Cloudy, blustery day. I jumped into the venerable old Land Rover, the ancient Army ambulance that Grandpa had repurposed. Pa was behind the wheel, Willy was in the back. I got into the passenger seat and wondered if I should tell them both what I was intending. I decided against it. Pa already knew, I assumed, and Willy had already warned me not to do it. It’s too fast, he’d told me. Too soon.
In fact, he’d actually been pretty discouraging about my even dating Meg. One day, sitting together in his garden, he’d predicted a host of difficulties I could expect if I hooked up with an “American actress,” a phrase he always managed to make sound like “convicted felon.” Are you sure about her, Harold? I am, Willy. But do you know how difficult it’s going to be? What do you want me to do? Fall out of love with her?
…Pa, driving us out into the fields, asked about Meg. Not with great interest, just casually. Still, he didn’t always ask, so I was pleased. She’s good, thanks.
Does she want to carry on working?
Say again?
Does she want to keep on acting?
Oh. I mean, I don’t know, I wouldn’t think so. I expect she’ll want to be with me, doing the job, you know, which would rule out Suits…since they film in…Toronto.

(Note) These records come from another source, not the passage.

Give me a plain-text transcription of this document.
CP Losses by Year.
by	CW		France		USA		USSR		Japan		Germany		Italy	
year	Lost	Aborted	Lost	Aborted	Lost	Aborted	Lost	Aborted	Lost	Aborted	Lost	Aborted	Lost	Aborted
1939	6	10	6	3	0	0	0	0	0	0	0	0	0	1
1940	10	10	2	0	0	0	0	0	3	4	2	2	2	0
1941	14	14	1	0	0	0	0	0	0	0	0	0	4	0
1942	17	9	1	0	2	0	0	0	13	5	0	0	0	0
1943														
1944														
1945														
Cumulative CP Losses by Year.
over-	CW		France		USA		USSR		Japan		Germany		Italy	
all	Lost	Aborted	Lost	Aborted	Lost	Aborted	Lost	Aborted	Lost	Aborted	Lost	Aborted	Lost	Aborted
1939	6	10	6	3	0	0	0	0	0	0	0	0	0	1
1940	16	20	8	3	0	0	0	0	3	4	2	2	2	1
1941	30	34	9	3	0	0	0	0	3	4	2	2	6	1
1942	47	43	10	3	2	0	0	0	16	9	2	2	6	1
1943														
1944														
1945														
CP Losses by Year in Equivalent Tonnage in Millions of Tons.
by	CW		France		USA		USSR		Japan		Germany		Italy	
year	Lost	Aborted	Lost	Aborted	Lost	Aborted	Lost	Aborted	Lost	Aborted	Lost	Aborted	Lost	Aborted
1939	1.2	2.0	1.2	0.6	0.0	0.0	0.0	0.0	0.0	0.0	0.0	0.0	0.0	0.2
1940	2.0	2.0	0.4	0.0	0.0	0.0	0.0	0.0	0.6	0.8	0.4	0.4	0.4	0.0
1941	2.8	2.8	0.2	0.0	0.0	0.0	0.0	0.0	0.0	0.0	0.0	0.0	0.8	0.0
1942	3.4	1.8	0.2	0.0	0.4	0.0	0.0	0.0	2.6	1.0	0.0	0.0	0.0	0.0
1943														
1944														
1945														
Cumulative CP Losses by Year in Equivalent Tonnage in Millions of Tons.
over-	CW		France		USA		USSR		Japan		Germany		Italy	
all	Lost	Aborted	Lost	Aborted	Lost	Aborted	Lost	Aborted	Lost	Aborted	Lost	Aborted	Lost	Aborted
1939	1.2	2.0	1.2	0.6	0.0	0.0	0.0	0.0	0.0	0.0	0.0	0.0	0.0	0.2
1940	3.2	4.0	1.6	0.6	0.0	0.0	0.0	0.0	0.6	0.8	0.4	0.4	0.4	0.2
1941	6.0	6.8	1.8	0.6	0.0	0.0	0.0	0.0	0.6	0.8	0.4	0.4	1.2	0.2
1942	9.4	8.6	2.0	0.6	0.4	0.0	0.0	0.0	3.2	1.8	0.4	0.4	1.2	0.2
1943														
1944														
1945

Hmm. I see. Well, darling boy, you know there’s not enough money to go around.
I stared. What was he banging on about?
He explained. Or tried to. I can’t pay for anyone else. I’m already having to pay for your brother and Catherine.

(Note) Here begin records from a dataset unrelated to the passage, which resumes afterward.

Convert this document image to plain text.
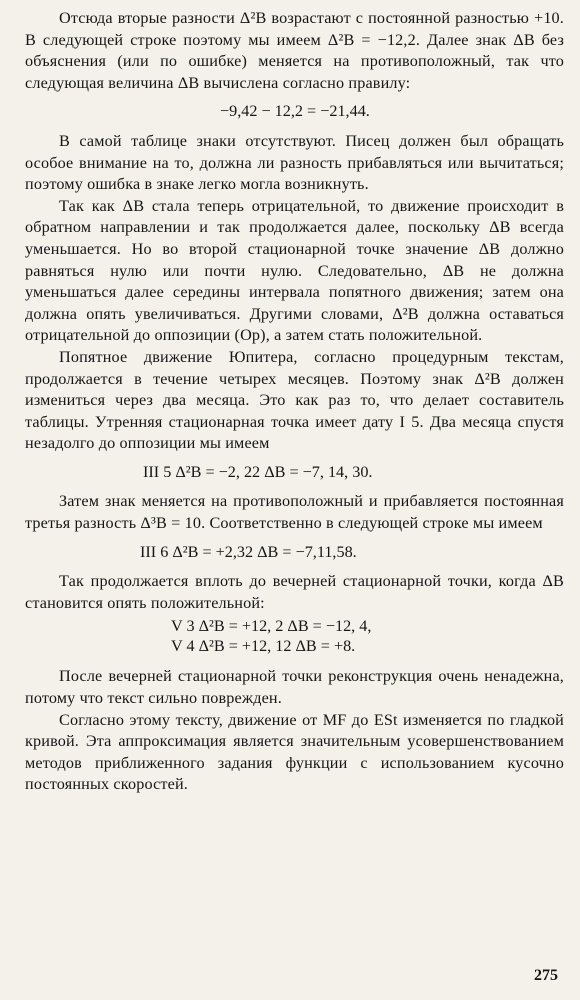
Отсюда вторые разности Δ²B возрастают с постоянной разностью +10. В следующей строке поэтому мы имеем Δ²B = −12,2. Далее знак ΔB без объяснения (или по ошибке) меняется на противоположный, так что следующая величина ΔB вычислена согласно правилу:

−9,42 − 12,2 = −21,44.

В самой таблице знаки отсутствуют. Писец должен был обращать особое внимание на то, должна ли разность прибавляться или вычитаться; поэтому ошибка в знаке легко могла возникнуть.

Так как ΔB стала теперь отрицательной, то движение происходит в обратном направлении и так продолжается далее, поскольку ΔB всегда уменьшается. Но во второй стационарной точке значение ΔB должно равняться нулю или почти нулю. Следовательно, ΔB не должна уменьшаться далее середины интервала попятного движения; затем она должна опять увеличиваться. Другими словами, Δ²B должна оставаться отрицательной до оппозиции (Op), а затем стать положительной.

Попятное движение Юпитера, согласно процедурным текстам, продолжается в течение четырех месяцев. Поэтому знак Δ²B должен измениться через два месяца. Это как раз то, что делает составитель таблицы. Утренняя стационарная точка имеет дату I 5. Два месяца спустя незадолго до оппозиции мы имеем

III 5 Δ²B = −2, 22 ΔB = −7, 14, 30.

Затем знак меняется на противоположный и прибавляется постоянная третья разность Δ³B = 10. Соответственно в следующей строке мы имеем

III 6 Δ²B = +2,32 ΔB = −7,11,58.

Так продолжается вплоть до вечерней стационарной точки, когда ΔB становится опять положительной:

V 3 Δ²B = +12, 2 ΔB = −12, 4,
V 4 Δ²B = +12, 12 ΔB = +8.

После вечерней стационарной точки реконструкция очень ненадежна, потому что текст сильно поврежден.

Согласно этому тексту, движение от MF до ESt изменяется по гладкой кривой. Эта аппроксимация является значительным усовершенствованием методов приближенного задания функции с использованием кусочно постоянных скоростей.

275
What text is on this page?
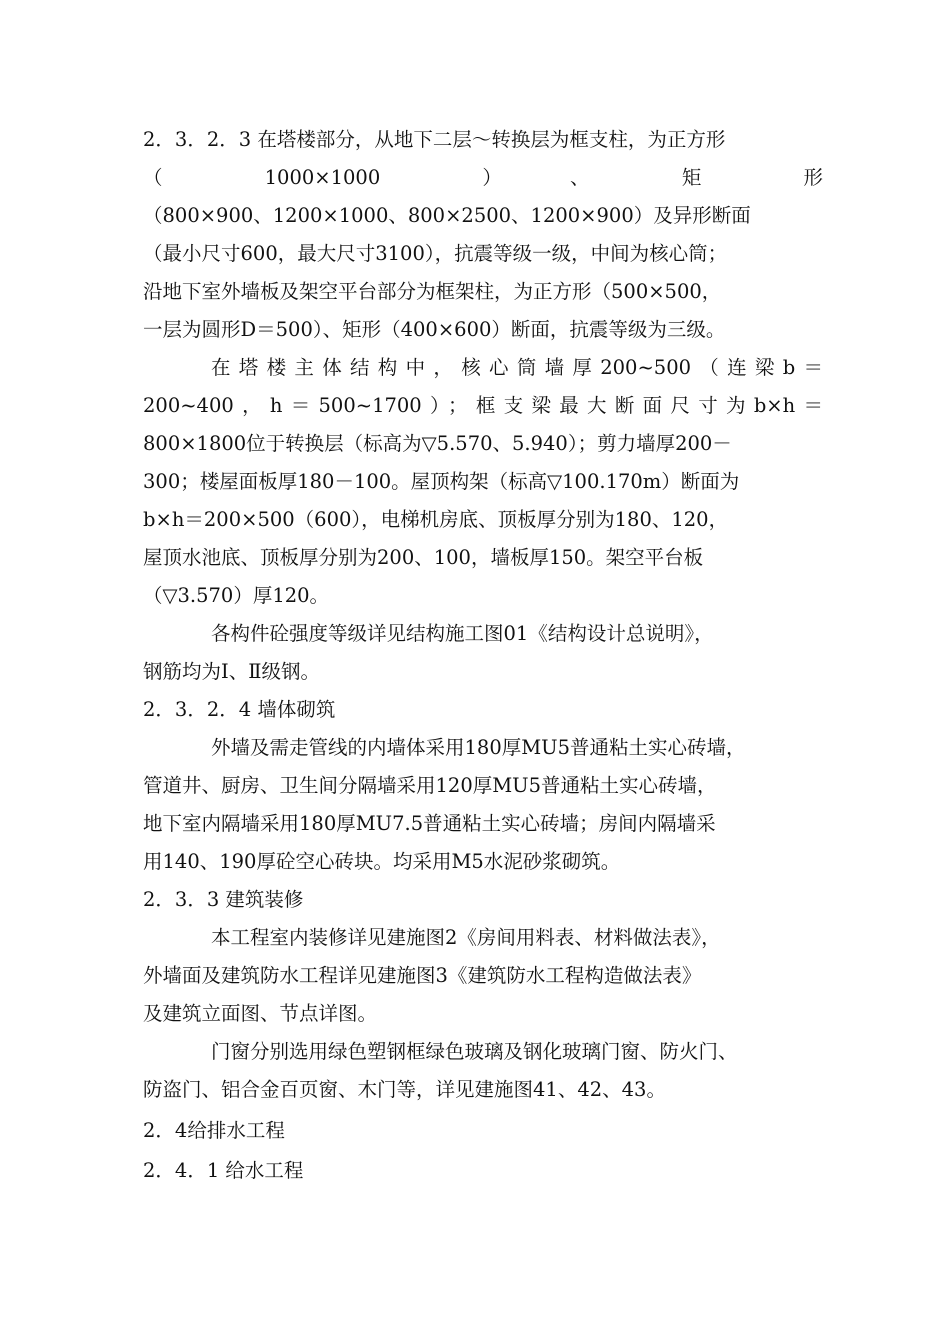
2．3．2．3 在塔楼部分，从地下二层～转换层为框支柱，为正方形
（　　　　1000×1000　　　　）　　　、　　　　矩　　　　形
（800×900、1200×1000、800×2500、1200×900）及异形断面
（最小尺寸600，最大尺寸3100），抗震等级一级，中间为核心筒；
沿地下室外墙板及架空平台部分为框架柱，为正方形（500×500，
一层为圆形D＝500）、矩形（400×600）断面，抗震等级为三级。
在塔楼主体结构中，核心筒墙厚200~500（连梁b＝
200~400，h＝500~1700）；框支梁最大断面尺寸为b×h＝
800×1800位于转换层（标高为▽5.570、5.940）；剪力墙厚200－
300；楼屋面板厚180－100。屋顶构架（标高▽100.170m）断面为
b×h＝200×500（600），电梯机房底、顶板厚分别为180、120，
屋顶水池底、顶板厚分别为200、100，墙板厚150。架空平台板
（▽3.570）厚120。
各构件砼强度等级详见结构施工图01《结构设计总说明》，
钢筋均为Ⅰ、Ⅱ级钢。
2．3．2．4 墙体砌筑
外墙及需走管线的内墙体采用180厚MU5普通粘土实心砖墙，
管道井、厨房、卫生间分隔墙采用120厚MU5普通粘土实心砖墙，
地下室内隔墙采用180厚MU7.5普通粘土实心砖墙；房间内隔墙采
用140、190厚砼空心砖块。均采用M5水泥砂浆砌筑。
2．3．3 建筑装修
本工程室内装修详见建施图2《房间用料表、材料做法表》，
外墙面及建筑防水工程详见建施图3《建筑防水工程构造做法表》
及建筑立面图、节点详图。
门窗分别选用绿色塑钢框绿色玻璃及钢化玻璃门窗、防火门、
防盗门、铝合金百页窗、木门等，详见建施图41、42、43。
2．4给排水工程
2．4．1 给水工程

I flinched. Something about his use of the name Catherine. I remembered the time he and Camilla wanted Kate to change the spelling of her name, because there were already two royal cyphers with a C and a crown above: Charles and Camilla. It would be too confusing to have another. Make it Katherine with a K, they suggested. I wondered now what came of that suggestion.
I turned to Willy, gave him a look that said: You listening to this? His face was blank.

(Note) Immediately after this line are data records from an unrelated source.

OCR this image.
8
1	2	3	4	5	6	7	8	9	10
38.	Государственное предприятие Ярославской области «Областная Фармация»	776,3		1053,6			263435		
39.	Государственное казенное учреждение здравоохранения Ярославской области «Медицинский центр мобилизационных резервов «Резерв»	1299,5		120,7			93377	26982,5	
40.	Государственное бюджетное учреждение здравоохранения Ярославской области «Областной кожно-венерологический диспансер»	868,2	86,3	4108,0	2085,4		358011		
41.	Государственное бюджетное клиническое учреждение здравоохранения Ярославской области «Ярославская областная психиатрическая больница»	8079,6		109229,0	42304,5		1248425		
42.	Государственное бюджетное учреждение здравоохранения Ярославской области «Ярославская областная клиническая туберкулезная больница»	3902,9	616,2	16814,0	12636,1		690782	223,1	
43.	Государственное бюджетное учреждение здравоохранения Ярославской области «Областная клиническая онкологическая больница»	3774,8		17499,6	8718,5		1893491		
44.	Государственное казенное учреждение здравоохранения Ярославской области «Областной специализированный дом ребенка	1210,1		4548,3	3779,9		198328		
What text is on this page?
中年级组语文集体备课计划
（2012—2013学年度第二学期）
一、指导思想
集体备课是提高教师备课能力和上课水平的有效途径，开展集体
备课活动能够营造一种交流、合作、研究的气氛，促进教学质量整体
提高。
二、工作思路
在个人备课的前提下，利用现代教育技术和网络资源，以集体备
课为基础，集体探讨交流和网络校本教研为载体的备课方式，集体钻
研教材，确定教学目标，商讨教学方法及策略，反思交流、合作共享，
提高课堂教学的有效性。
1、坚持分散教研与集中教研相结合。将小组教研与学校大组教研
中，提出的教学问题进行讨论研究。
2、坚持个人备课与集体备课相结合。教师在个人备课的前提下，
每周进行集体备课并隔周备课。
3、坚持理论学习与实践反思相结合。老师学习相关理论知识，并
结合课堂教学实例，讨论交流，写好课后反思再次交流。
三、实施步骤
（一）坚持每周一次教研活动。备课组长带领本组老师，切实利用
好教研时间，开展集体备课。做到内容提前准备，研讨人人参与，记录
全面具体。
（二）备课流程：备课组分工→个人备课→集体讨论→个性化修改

Pa didn’t financially support Willy and me, and our families, out of any largesse. That was his job. That was the whole deal. We agreed to serve the monarch, go wherever we were sent, do whatever we were told, surrender our autonomy, keep our hands and feet inside the gilded cage at all times, and in exchange the keepers of the cage agreed to feed and clothe us. Was Pa, with all his millions from the hugely lucrative Duchy of Cornwall, trying to say that our captivity was starting to cost him a bit too much?
Besides which—how much could it possibly cost to house and feed Meg? I wanted to say, She doesn’t eat much, you know! And I’ll ask her to make her own clothes, if you like.
It was suddenly clear to me that this wasn’t about money. Pa might have dreaded the rising cost of maintaining us, but what he really couldn’t stomach was someone new dominating the monarchy, grabbing the limelight, someone shiny and new coming in and overshadowing him. And Camilla. He’d lived through that before, and had no interest in living through it again.